Cyber Security Workforce Study

This bill would require the Secretary of Defense to hire an outside entity to review the cybersecurity workforce situation in DOD, specifically concentrating the recruitment, retention and development of ‘cyberspace experts’. An important component of the study would be the production of a “statement of capabilities and number of cyberspace operations personnel required to meet the defensive and offensive cyberspace operation requirements of the Department of Defense” {§2(b)(2)(A)}.

Along with the statement of personnel requirements for DOD’s cybersecurity workforce the study would be required to assess “the sufficiency of the numbers and types of personnel available for cyberspace operations, including an assessment of the balance of military personnel, Department of Defense civilian employees, and contractor positions” {§2(b)(2)(B)}.

The study would also look at the variety of “recruiting, training, and affiliation mechanisms” the Department could use “to address challenges to recruitment, retention, and training” {§2(b)(2)(D)} along with the identification of the types of incentives that DOD could use to overcome those challenges.

Finally, the study would look at the “legal, policy, or administrative impediments to attracting and retaining cyberspace operations personnel” {§2(b)(2)(F)} and propose “for legislative or policy changes necessary to increase the availability of cyberspace operations personnel” {§2(b)(2)(G)}.

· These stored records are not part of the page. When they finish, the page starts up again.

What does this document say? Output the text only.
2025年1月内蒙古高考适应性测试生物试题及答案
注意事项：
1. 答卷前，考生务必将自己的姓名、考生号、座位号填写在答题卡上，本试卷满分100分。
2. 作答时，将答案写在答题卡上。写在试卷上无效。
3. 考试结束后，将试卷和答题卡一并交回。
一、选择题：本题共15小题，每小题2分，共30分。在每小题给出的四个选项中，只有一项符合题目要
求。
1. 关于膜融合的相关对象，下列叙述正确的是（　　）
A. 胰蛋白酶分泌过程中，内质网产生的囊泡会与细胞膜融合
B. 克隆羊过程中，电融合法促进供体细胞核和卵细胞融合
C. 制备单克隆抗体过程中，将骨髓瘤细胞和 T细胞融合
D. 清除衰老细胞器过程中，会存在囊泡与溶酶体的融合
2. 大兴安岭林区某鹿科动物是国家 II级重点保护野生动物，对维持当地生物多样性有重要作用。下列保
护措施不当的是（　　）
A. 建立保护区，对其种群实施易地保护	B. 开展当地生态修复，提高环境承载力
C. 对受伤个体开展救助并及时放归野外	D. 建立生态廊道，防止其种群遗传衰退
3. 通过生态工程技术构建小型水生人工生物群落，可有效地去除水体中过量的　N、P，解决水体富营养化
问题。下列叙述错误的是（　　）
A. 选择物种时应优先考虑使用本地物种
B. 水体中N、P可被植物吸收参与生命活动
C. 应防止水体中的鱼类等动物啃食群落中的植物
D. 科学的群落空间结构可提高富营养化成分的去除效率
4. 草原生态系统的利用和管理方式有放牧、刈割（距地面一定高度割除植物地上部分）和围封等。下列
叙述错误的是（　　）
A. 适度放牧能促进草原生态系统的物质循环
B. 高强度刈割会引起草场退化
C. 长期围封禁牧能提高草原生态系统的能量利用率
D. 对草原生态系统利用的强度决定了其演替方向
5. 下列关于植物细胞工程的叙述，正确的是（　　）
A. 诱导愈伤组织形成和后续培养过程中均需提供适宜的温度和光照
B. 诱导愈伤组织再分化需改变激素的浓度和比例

Potential Effects on ICS Security

Not addressed in the current language of this bill would be the potential effects on the civilian cybersecurity situation caused by this increase in cybersecurity staffing at DOD. In the short term one would expect, because of the general shortage of cyber security personnel, particularly in the industrial control system realm, that any increase in the recruitment of personnel with current expertise for the DOD program would have a negative effect on the availability of personnel for civilian cybersecurity work.

Over the longer term, as DOD training and incentives for college training of cyber security increased, the overall size of the cybersecurity workforce would be expected to increase. Since military personnel with high-value skill sets have relatively low retention rates due to compensation (both base pay and bonuses) limits imposed by Congress, there would be an expected long-term increase in the availability of experienced cybersecurity personnel in the civilian sector.

It would be interesting to see if this study identifies industrial control system security as one of the specific skill sets necessary for the DOD cybersecurity program. I would expect that any offensive cyber operations would need the capability to affect industrial control systems of various sorts. Defensive cyber operations conducted by DOD could also require protection of a variety of industrial control systems.

I would expect that there would be much more focus on information technology systems, but this study could have a long-term effect on the industrial control system security personnel situation.